The government has launched a search and action initiative against companies who doesn’t report their financial details. Several of these firms, often called as Shell companies, are supposed to be engaged in money laundering and tax evasion activities. The present wave actions is a combined operation of the Ministry of Corporate Affairs and the Income Tax Department.
What are shell companies?
Shell companies are the ones that had not filed financial statements or annual returns for three straight years. In the corporate world, businesses use shell companies to evade taxes and use promoters for diverting funds from listed or unlisted companies. In the context of their opaque behavior, Ministry of Corporate Affairs has made several initiatives and the last one is against directors of these companies on August 12, 2017.
“The fight against black money shall be incomplete without breaking the network of shell companies. Possibility of using the shell companies for laundering the black money cannot be undermined,” the Ministry of Corporate Affairs, the nodal authority for initiating actions against shell companies cited the minister of state for corporate affairs PP Chaudhary.
An estimate about shell companies
According to the Ministry of Corporate Affairs, there were around 2.09 lakh shell companies, of the total 10.2 lakh companies registered with Registrar of Companies (RoC).
- Actions on these companies are initiated and the directors of the companies are barred from acting in the board of other firms.
- The government instructed banks to ensure that the directors (present or former) or their authorised signatories are restricted from operating the bank accounts of the companies that were struck off. Directors were also warned of tough action if they have siphoned off any money even before the banks were alerted.
The Ministry of Corporate Affairs has brought a list of directors of shell companies in September 2017 warned follow up actions.
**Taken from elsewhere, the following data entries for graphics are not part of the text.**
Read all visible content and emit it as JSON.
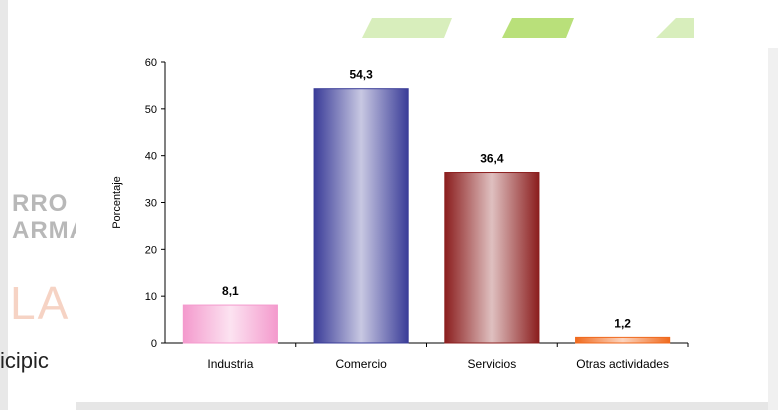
{
  "background": {
    "word1": "RRO",
    "word2": "ARMA",
    "word3": "LA I",
    "word4": "icipic"
  },
  "chart_data": {
    "type": "bar",
    "title": "",
    "xlabel": "",
    "ylabel": "Porcentaje",
    "ylim": [
      0,
      60
    ],
    "yticks": [
      0,
      10,
      20,
      30,
      40,
      50,
      60
    ],
    "grid": false,
    "categories": [
      "Industria",
      "Comercio",
      "Servicios",
      "Otras actividades"
    ],
    "values": [
      8.1,
      54.3,
      36.4,
      1.2
    ],
    "value_labels": [
      "8,1",
      "54,3",
      "36,4",
      "1,2"
    ],
    "colors": [
      "#f49acd",
      "#3a3c98",
      "#8b1e1e",
      "#f06a1e"
    ]
  },
  "colors": {
    "deco_green": "#b9e07a",
    "deco_green_light": "#d8eebc"
  }
}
They are identified on regionwise and 106,578 directors were banned from the boards of other firms. Maximum cancelled directorships were in Chennai (24,048), followed by Ahmedebad (12,692), Ernakulam (around 12,000), Cuttack (4,760) and Shillong (670).
Follow up investigations will be taken to varify whether these directors are proxies representing the interests of people who use shell companies to evade taxes or to launder money.
The Ministry indicated that professionals who colluded with such shell companies including chartered accountants, company secretaries and cost and works accountants are also will be penalized.
The new step is to improve statutory compliance by unlisted companies and to check abuse of the corporate structure for money laundering, and tax evasion.
Cooperation between Ministry of Corporate Affairs and Income Tax Department to nab shell companies
The current steps against shell companies were made possible because of the data sharing between the Income Tax Department (ITD) and the Ministry of Corporate Affairs (MCA). Both have signed a pact to regularly share data, including PAN and audit reports of firms, to crack down on shell companies on September 6, 2017. As per the pact, income tax department will now use audit reports of corporates and information from their I-T returns along with PAN data to MCA.
The data sharing agreement is aimed at curbing the menace of black money, black money and misuse of corporate structure by shell companies. Shared data and the obtained information will also be used for carrying out scrutiny, inspection, investigation and prosecution.